Or voici que depuis vingt-cinq ans quelques iconoclastes se sont employés à brouiller la frontière de cette division simpliste producteurs-consommateurs littéraires. Là comme ailleurs. Là plus qu'ailleurs peut-être car l'enjeu est de taille il s'agit, ni plus ni moins, que de s'emparer totalement du pouvoir de la pensée écrite, jusque-là réservée. Car il y a bien une spécificité de la pensée écrite - et il serait trop long, dans le cadre de cet article, d'en énumérer les caractéristiques. Mais qu'on songe au pouvoir de se relire, à celui de construire du sens sur des traces stables, aux particularités des associations d'idées qui, à l'écrit, peuvent se faire d'un mot à l'autre - comme à l'oral - mais aussi d'une lettre à un mot. Qu'on songe à tous les effets de style de l’écrit qui n'invalident en rien ceux de l'oral, mais qui sont une autre planète de pensée. Qu'on songe aux capacités d’accumulation, aux capacités d'analyse de la pensée écrite !
Truismes ! 0K. Alors, pourquoi pas partagé ?


Il était temps. Onze mille ans après son invention qui fonde par définition les temps historiques, il était temps que l’écriture devienne enfin un pouvoir susceptible d'être utilisé par le plus grand nombre. Quelques cénacles dans le siècle avaient fait de la réunion d'écrivains un pouvoir d’écrire, à coups de manifestes et de déclarations. L’école, dans le monde, installait la copie appliquée ou la prise de notes docile, dans le minimum du bagage démocratique du citoyen. Aux plus âgés, à condition qu'ils ne fussent pas - sauf exception exemplaire - les plus pauvres, on accordait une formation au pouvoir d'argumenter, c'est à dire à celui d'écrire pour ne rien changer, sinon de point de vue, au gré des vents et des maîtres. Ah ! Les merveilleuses synthèses des dissertations raisonnées ! Elles firent plus pour le non développement du livre que tous les pilons et tous les autodafés!
Tout le monde s'appliquait laborieusement à chasser toute pensée vivante de l'écrit. La langue était réduite à un outillage qui véhiculait les idées de quelque caverne platonicienne, dont s'approchaient parfois les philosophes, les prêtres depuis longtemps, les physiciens et quelques poètes, par l'effet d'un génie mystérieux, mystérieusement saupoudré sur quelques-uns, poètes mystérieusement désignés à l'attention du peuple par une mystérieuse critique fondée sur une autorité aux fondements mystérieux. Il y avait là beaucoup trop de fantastique pour que quelques-uns n’en rajoutent pas.

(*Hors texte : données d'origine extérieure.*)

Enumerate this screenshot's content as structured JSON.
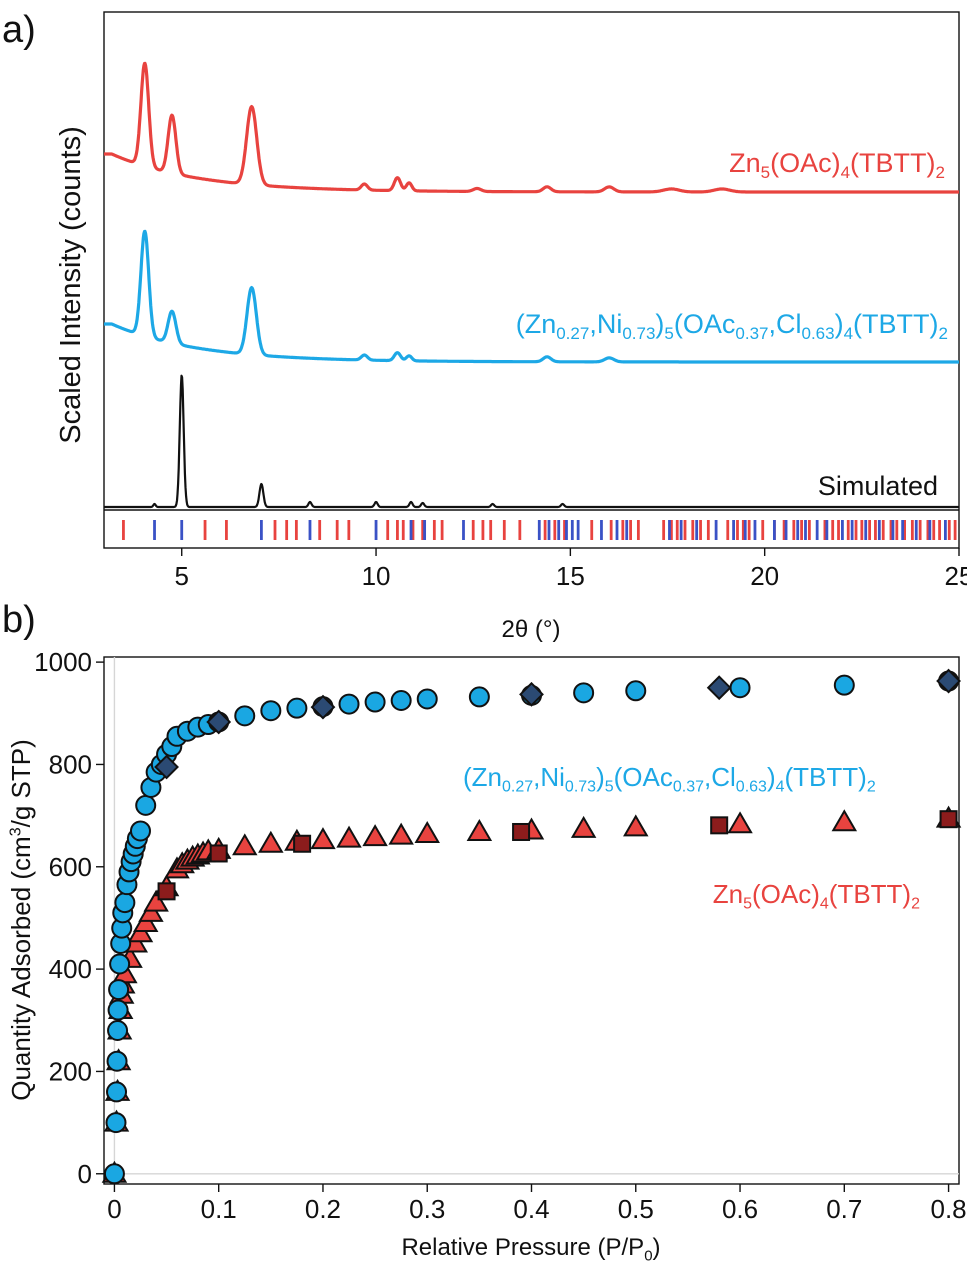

Ils inventèrent les ateliers d’écritures, aujourd'hui innombrables, débordant largement leurs territoires d'origine, les institutions qui les virent naître, et parfois les personnes. L'un des trois grands courants d'invention, avec l'Oulipo et Elisabeth Bing, fut le GFEN, le Groupe Français d'Education Nouvelle, et cela est dû en grande partie à l'existence d'une revue d’écriture, Encres Vives, fortement dirigée par Michel Cosem, qui se plaçait, il y a vingt-cinq ans sur un terrain d’écriture très ouvert et très exigeant, si on le compare au théoricisme dominant à Paris et dans la France littéraire. Encres Vives était en rupture avec ce théoricisme élitiste, centralisateur, distributeur de bonnes notes (très peu) et de silences (innombrables), vécus comme un mépris par un peuple d’écrivants. Le mouvement Tel Quel tenait ferme le haut du pavé parisien, comme la province, et allait achever sa ridicule arrogance dans l'annonce de la mort de la littérature, dans celle de la poésie, celle de la littérature occitane et plus généralement régionale, suivie de près par la mort annoncée de la langue française et celle, accomplie, des avant-gardes.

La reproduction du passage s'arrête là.